Posted on 2 novembre 2011

, CORRIERE DELLA SERA di domenica 30 ottobre 2011

Sono un’insegnante, sposata, con tre figli tra i venti e i trent’anni. Per molto tempo ho fatto catechesi nella mia ex parrocchia. Poi sono stata invitata ad entrare nel movimento «Rinnovamento nello Spirito». Per più di tre anni ho partecipato agli incontri di preghiera con convinzione. Poi è accaduto qualcosa che mi ha fatto ricredere sulla bontà di questi gruppi e il loro servizio alla Chiesa. Sono uscita con difficoltà, però questa esperienza mi ha lasciato male, un po’ confusa e credo non mi abbia fatto crescere nella fede, forse perché non ho più trovato amicizia.               (Lettera firmata – Ancona)

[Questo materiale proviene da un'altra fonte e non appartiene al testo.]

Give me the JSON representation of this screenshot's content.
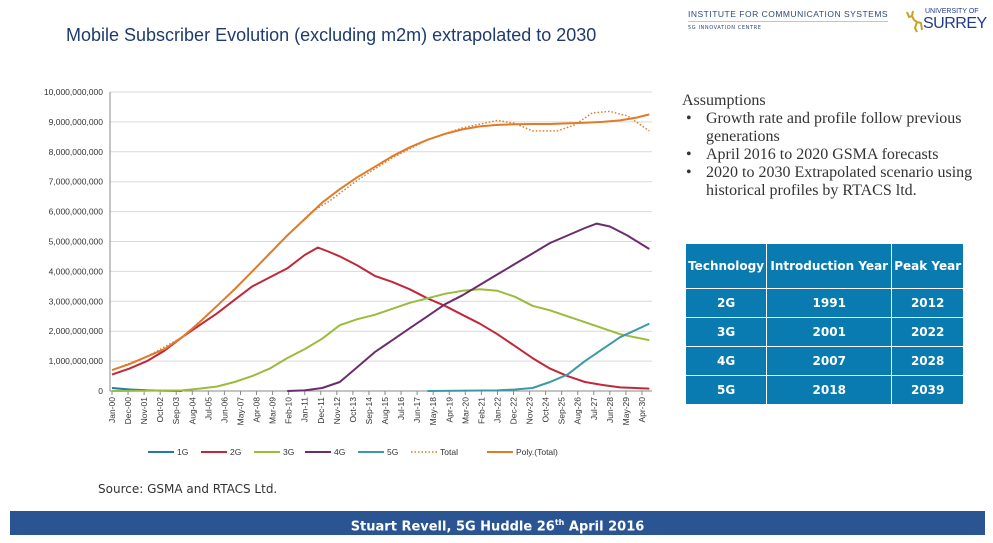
{
  "header": {
    "title": "Mobile Subscriber Evolution (excluding m2m) extrapolated to 2030",
    "institute": "INSTITUTE FOR COMMUNICATION SYSTEMS",
    "institute_sub": "5G INNOVATION CENTRE",
    "university_line1": "UNIVERSITY OF",
    "university_line2": "SURREY"
  },
  "assumptions": {
    "heading": "Assumptions",
    "items": [
      "Growth rate and profile follow previous generations",
      "April 2016 to 2020 GSMA forecasts",
      "2020 to 2030 Extrapolated scenario using historical profiles by RTACS ltd."
    ]
  },
  "table": {
    "headers": [
      "Technology",
      "Introduction Year",
      "Peak Year"
    ],
    "rows": [
      [
        "2G",
        "1991",
        "2012"
      ],
      [
        "3G",
        "2001",
        "2022"
      ],
      [
        "4G",
        "2007",
        "2028"
      ],
      [
        "5G",
        "2018",
        "2039"
      ]
    ]
  },
  "source": "Source: GSMA and RTACS Ltd.",
  "footer": {
    "text": "Stuart Revell, 5G Huddle 26",
    "sup": "th",
    "tail": " April 2016"
  },
  "chart_data": {
    "type": "line",
    "ylim": [
      0,
      10000000000
    ],
    "yticks": [
      "0",
      "1,000,000,000",
      "2,000,000,000",
      "3,000,000,000",
      "4,000,000,000",
      "5,000,000,000",
      "6,000,000,000",
      "7,000,000,000",
      "8,000,000,000",
      "9,000,000,000",
      "10,000,000,000"
    ],
    "xticks": [
      "Jan-00",
      "Dec-00",
      "Nov-01",
      "Oct-02",
      "Sep-03",
      "Aug-04",
      "Jul-05",
      "Jun-06",
      "May-07",
      "Apr-08",
      "Mar-09",
      "Feb-10",
      "Jan-11",
      "Dec-11",
      "Nov-12",
      "Oct-13",
      "Sep-14",
      "Aug-15",
      "Jul-16",
      "Jun-17",
      "May-18",
      "Apr-19",
      "Mar-20",
      "Feb-21",
      "Jan-22",
      "Dec-22",
      "Nov-23",
      "Oct-24",
      "Sep-25",
      "Aug-26",
      "Jul-27",
      "Jun-28",
      "May-29",
      "Apr-30"
    ],
    "grid": true,
    "legend": "bottom",
    "series": [
      {
        "name": "1G",
        "color": "#1f77b4",
        "style": "solid",
        "points": [
          [
            "2000-01",
            100000000
          ],
          [
            "2001-01",
            50000000
          ],
          [
            "2002-01",
            25000000
          ],
          [
            "2003-01",
            10000000
          ],
          [
            "2004-01",
            0
          ]
        ]
      },
      {
        "name": "2G",
        "color": "#c0283a",
        "style": "solid",
        "points": [
          [
            "2000-01",
            550000000
          ],
          [
            "2001-01",
            750000000
          ],
          [
            "2002-01",
            1000000000
          ],
          [
            "2003-01",
            1350000000
          ],
          [
            "2004-01",
            1800000000
          ],
          [
            "2005-01",
            2200000000
          ],
          [
            "2006-01",
            2600000000
          ],
          [
            "2007-01",
            3050000000
          ],
          [
            "2008-01",
            3500000000
          ],
          [
            "2009-01",
            3800000000
          ],
          [
            "2010-01",
            4100000000
          ],
          [
            "2011-01",
            4550000000
          ],
          [
            "2011-10",
            4800000000
          ],
          [
            "2012-06",
            4650000000
          ],
          [
            "2013-01",
            4500000000
          ],
          [
            "2014-01",
            4200000000
          ],
          [
            "2015-01",
            3850000000
          ],
          [
            "2016-01",
            3650000000
          ],
          [
            "2017-01",
            3400000000
          ],
          [
            "2018-01",
            3100000000
          ],
          [
            "2019-01",
            2850000000
          ],
          [
            "2020-01",
            2550000000
          ],
          [
            "2021-01",
            2250000000
          ],
          [
            "2022-01",
            1900000000
          ],
          [
            "2023-01",
            1500000000
          ],
          [
            "2024-01",
            1100000000
          ],
          [
            "2025-01",
            750000000
          ],
          [
            "2026-01",
            500000000
          ],
          [
            "2027-01",
            300000000
          ],
          [
            "2028-01",
            200000000
          ],
          [
            "2029-01",
            120000000
          ],
          [
            "2030-09",
            80000000
          ]
        ]
      },
      {
        "name": "3G",
        "color": "#9bbb3b",
        "style": "solid",
        "points": [
          [
            "2000-01",
            0
          ],
          [
            "2004-01",
            20000000
          ],
          [
            "2005-01",
            80000000
          ],
          [
            "2006-01",
            150000000
          ],
          [
            "2007-01",
            300000000
          ],
          [
            "2008-01",
            500000000
          ],
          [
            "2009-01",
            750000000
          ],
          [
            "2010-01",
            1100000000
          ],
          [
            "2011-01",
            1400000000
          ],
          [
            "2012-01",
            1750000000
          ],
          [
            "2013-01",
            2200000000
          ],
          [
            "2014-01",
            2400000000
          ],
          [
            "2015-01",
            2550000000
          ],
          [
            "2016-01",
            2750000000
          ],
          [
            "2017-01",
            2950000000
          ],
          [
            "2018-01",
            3100000000
          ],
          [
            "2019-01",
            3250000000
          ],
          [
            "2020-01",
            3350000000
          ],
          [
            "2021-01",
            3400000000
          ],
          [
            "2022-01",
            3350000000
          ],
          [
            "2023-01",
            3150000000
          ],
          [
            "2024-01",
            2850000000
          ],
          [
            "2025-01",
            2700000000
          ],
          [
            "2026-01",
            2500000000
          ],
          [
            "2027-01",
            2300000000
          ],
          [
            "2028-01",
            2100000000
          ],
          [
            "2029-01",
            1900000000
          ],
          [
            "2030-09",
            1700000000
          ]
        ]
      },
      {
        "name": "4G",
        "color": "#6b2d6e",
        "style": "solid",
        "points": [
          [
            "2010-01",
            0
          ],
          [
            "2011-01",
            20000000
          ],
          [
            "2012-01",
            100000000
          ],
          [
            "2013-01",
            300000000
          ],
          [
            "2014-01",
            800000000
          ],
          [
            "2015-01",
            1300000000
          ],
          [
            "2016-01",
            1700000000
          ],
          [
            "2017-01",
            2100000000
          ],
          [
            "2018-01",
            2500000000
          ],
          [
            "2019-01",
            2900000000
          ],
          [
            "2020-01",
            3200000000
          ],
          [
            "2021-01",
            3550000000
          ],
          [
            "2022-01",
            3900000000
          ],
          [
            "2023-01",
            4250000000
          ],
          [
            "2024-01",
            4600000000
          ],
          [
            "2025-01",
            4950000000
          ],
          [
            "2026-01",
            5200000000
          ],
          [
            "2027-01",
            5450000000
          ],
          [
            "2027-09",
            5600000000
          ],
          [
            "2028-06",
            5500000000
          ],
          [
            "2029-06",
            5200000000
          ],
          [
            "2030-09",
            4750000000
          ]
        ]
      },
      {
        "name": "5G",
        "color": "#3a9aa8",
        "style": "solid",
        "points": [
          [
            "2018-01",
            0
          ],
          [
            "2022-01",
            20000000
          ],
          [
            "2023-01",
            50000000
          ],
          [
            "2024-01",
            100000000
          ],
          [
            "2025-01",
            300000000
          ],
          [
            "2026-01",
            550000000
          ],
          [
            "2027-01",
            1000000000
          ],
          [
            "2028-01",
            1400000000
          ],
          [
            "2029-01",
            1800000000
          ],
          [
            "2030-09",
            2250000000
          ]
        ]
      },
      {
        "name": "Total",
        "color": "#e07b2a",
        "style": "dotted",
        "points": [
          [
            "2000-01",
            700000000
          ],
          [
            "2002-01",
            1150000000
          ],
          [
            "2004-01",
            1800000000
          ],
          [
            "2006-01",
            2850000000
          ],
          [
            "2008-01",
            4000000000
          ],
          [
            "2010-01",
            5200000000
          ],
          [
            "2011-06",
            6000000000
          ],
          [
            "2012-06",
            6350000000
          ],
          [
            "2014-01",
            7050000000
          ],
          [
            "2016-01",
            7800000000
          ],
          [
            "2018-01",
            8400000000
          ],
          [
            "2020-01",
            8800000000
          ],
          [
            "2022-01",
            9050000000
          ],
          [
            "2023-01",
            8950000000
          ],
          [
            "2024-01",
            8700000000
          ],
          [
            "2025-06",
            8700000000
          ],
          [
            "2026-06",
            8900000000
          ],
          [
            "2027-06",
            9300000000
          ],
          [
            "2028-06",
            9350000000
          ],
          [
            "2029-06",
            9200000000
          ],
          [
            "2030-09",
            8700000000
          ]
        ]
      },
      {
        "name": "Poly.(Total)",
        "color": "#e07b2a",
        "style": "solid",
        "points": [
          [
            "2000-01",
            700000000
          ],
          [
            "2001-01",
            900000000
          ],
          [
            "2002-01",
            1150000000
          ],
          [
            "2003-01",
            1400000000
          ],
          [
            "2004-01",
            1800000000
          ],
          [
            "2005-01",
            2300000000
          ],
          [
            "2006-01",
            2850000000
          ],
          [
            "2007-01",
            3400000000
          ],
          [
            "2008-01",
            4000000000
          ],
          [
            "2009-01",
            4600000000
          ],
          [
            "2010-01",
            5200000000
          ],
          [
            "2011-01",
            5750000000
          ],
          [
            "2012-01",
            6300000000
          ],
          [
            "2013-01",
            6750000000
          ],
          [
            "2014-01",
            7150000000
          ],
          [
            "2015-01",
            7500000000
          ],
          [
            "2016-01",
            7850000000
          ],
          [
            "2017-01",
            8150000000
          ],
          [
            "2018-01",
            8400000000
          ],
          [
            "2019-01",
            8600000000
          ],
          [
            "2020-01",
            8750000000
          ],
          [
            "2021-01",
            8850000000
          ],
          [
            "2022-01",
            8900000000
          ],
          [
            "2023-01",
            8920000000
          ],
          [
            "2024-01",
            8930000000
          ],
          [
            "2025-01",
            8930000000
          ],
          [
            "2026-01",
            8950000000
          ],
          [
            "2027-01",
            8970000000
          ],
          [
            "2028-01",
            9000000000
          ],
          [
            "2029-01",
            9050000000
          ],
          [
            "2030-01",
            9150000000
          ],
          [
            "2030-09",
            9250000000
          ]
        ]
      }
    ]
  }
}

Forse pochi sanno che insieme al padre Beck s.j., mio carissimo amico, negli anni 60, io stesso sono stato uno degli iniziatori in Europa del Rinnovamento nello Spirito che avevo conosciuto in America. Avevo molti impegni e non potevo dedicarmi ad esso con continuità. Nel periodo che precedeva la morte di mia madre, chiesi una preghiera comune per lei che mi fu negata perché non si prevedevano intenzioni di preghiera personali e ciò mi lasciò molto amareggiato. I movimenti possono dare molto alla Chiesa come si vede nel movimento ecumenico e nel movimento biblico. Ma quando in essi prevalgono le dinamiche del potere e del profitto la Grazia può andare perduta e la Chiesa invece di arricchirsi di nuova energia spirituale, sperimenta emorragie debilitanti.

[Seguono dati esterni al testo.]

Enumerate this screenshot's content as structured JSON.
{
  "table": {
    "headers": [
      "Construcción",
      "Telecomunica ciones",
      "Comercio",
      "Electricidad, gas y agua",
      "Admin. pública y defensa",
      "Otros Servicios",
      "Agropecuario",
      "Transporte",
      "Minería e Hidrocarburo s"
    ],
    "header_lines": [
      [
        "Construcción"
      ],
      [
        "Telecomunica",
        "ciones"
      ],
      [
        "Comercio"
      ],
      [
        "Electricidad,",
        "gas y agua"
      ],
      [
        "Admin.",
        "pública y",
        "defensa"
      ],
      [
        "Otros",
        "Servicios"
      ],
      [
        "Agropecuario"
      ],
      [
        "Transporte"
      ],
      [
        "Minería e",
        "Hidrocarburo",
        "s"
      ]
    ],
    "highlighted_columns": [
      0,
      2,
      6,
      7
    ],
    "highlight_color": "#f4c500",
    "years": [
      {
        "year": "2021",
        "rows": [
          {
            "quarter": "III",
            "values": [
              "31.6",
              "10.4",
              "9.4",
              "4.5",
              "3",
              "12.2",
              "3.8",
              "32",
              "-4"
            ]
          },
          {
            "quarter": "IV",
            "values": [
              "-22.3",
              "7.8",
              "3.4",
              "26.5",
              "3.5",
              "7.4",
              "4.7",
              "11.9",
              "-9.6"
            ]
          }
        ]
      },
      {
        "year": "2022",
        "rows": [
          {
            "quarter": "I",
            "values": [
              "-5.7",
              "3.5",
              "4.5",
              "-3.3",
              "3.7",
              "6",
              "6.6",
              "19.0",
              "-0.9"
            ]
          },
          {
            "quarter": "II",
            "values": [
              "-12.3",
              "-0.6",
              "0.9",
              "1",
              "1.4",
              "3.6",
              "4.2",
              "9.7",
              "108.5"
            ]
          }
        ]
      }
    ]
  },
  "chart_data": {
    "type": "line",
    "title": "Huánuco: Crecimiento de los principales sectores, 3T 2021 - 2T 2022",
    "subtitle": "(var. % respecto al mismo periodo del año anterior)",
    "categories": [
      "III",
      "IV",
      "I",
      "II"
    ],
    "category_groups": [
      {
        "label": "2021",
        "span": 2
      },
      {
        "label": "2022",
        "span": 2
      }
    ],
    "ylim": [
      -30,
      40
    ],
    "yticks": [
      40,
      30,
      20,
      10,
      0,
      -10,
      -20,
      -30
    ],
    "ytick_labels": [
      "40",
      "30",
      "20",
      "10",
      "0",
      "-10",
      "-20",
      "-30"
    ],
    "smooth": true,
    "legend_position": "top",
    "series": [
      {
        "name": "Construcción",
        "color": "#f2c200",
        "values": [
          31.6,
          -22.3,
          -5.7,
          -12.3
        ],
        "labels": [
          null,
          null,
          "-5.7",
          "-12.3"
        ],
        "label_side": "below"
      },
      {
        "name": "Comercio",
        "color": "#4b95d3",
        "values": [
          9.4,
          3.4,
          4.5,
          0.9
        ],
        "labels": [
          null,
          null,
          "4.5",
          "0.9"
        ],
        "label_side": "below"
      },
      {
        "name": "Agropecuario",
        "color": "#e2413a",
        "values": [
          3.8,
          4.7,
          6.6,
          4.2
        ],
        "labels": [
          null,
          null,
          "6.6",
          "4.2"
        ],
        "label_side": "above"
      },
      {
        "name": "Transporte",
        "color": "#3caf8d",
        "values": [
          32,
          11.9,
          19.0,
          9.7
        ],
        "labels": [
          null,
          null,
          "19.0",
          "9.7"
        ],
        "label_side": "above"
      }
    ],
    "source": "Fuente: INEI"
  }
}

Gentile Cardinale Martini, da sette anni soffro del morbo di Parkinson e da cinque di artrite reumatoide. Un anno fa mio marito è morto di cancro e con lui sono morta anch’io. Ho avuto due aborti spontanei e quindi non ho figli. Sono stata un’infermiera e quindi so quello che mi aspetta. Prego Dio di farmi morire al più presto perché non voglio più vivere, non posso, non ne ho la forza né riesco a trovare un motivo per alzarmi la mattina. Ho 72 anni e non passa giorno che io non dubiti dell’esistenza di Dio, ma mi sforzo di sperarci perché è l’unica ragione che mi impedisce di togliermi la vita.               (Lucia Renghi – Città di Castello / Perugia)

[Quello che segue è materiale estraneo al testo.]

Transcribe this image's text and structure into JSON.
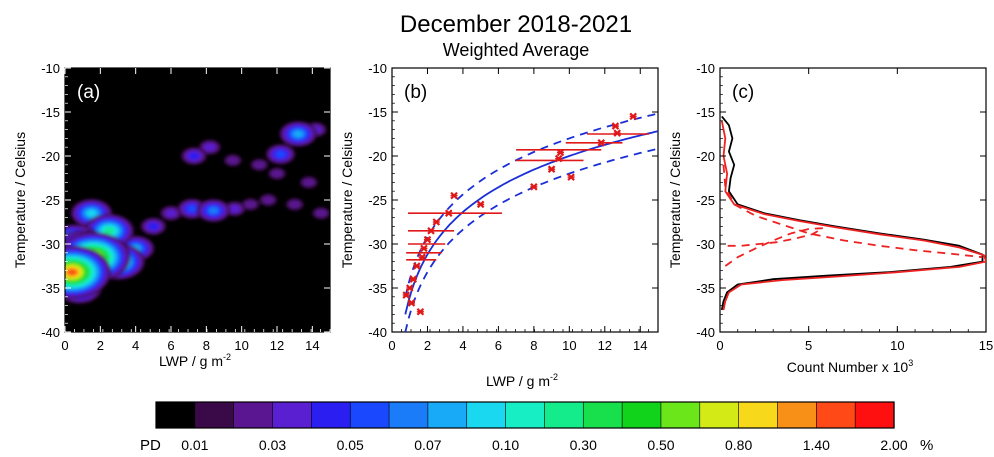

Sono consapevole di tornare su un tema da lei già affrontato (Corriere, 24 aprile 2011), ovvero la umana paura della morte. Dopo la morte non si è. Come prima della nascita. Ma lei dice che si è in un altro modo. Rivedremo coloro che abbiamo amato? Presumo sia una metafora. E mi limito a chiedere: rivedrà coloro che ha amato anche chi non ci aveva creduto?                  (Silvia Delaj – Milano)

La fede è un dono? Mi piacerebbe avere la sua stessa certezza dell’esistenza di Dio; ma purtroppo non è così. Speravo di avvertire la presenza di Dio quanto meno nel momento del trapasso di mio padre, che nei momenti finali ha voluto accanto a sé l’icona di Suora Maria della Passione. È spirato tra le mie braccia, eppure in quel momento e in presenza della morte ho sentito in lui solo un gran senso di solitudine. Un vuoto, un nulla che, a distanza di ben quattro anni, sento ancora vivissimo dentro me.            (Daniele Perna Cercola – Napoli)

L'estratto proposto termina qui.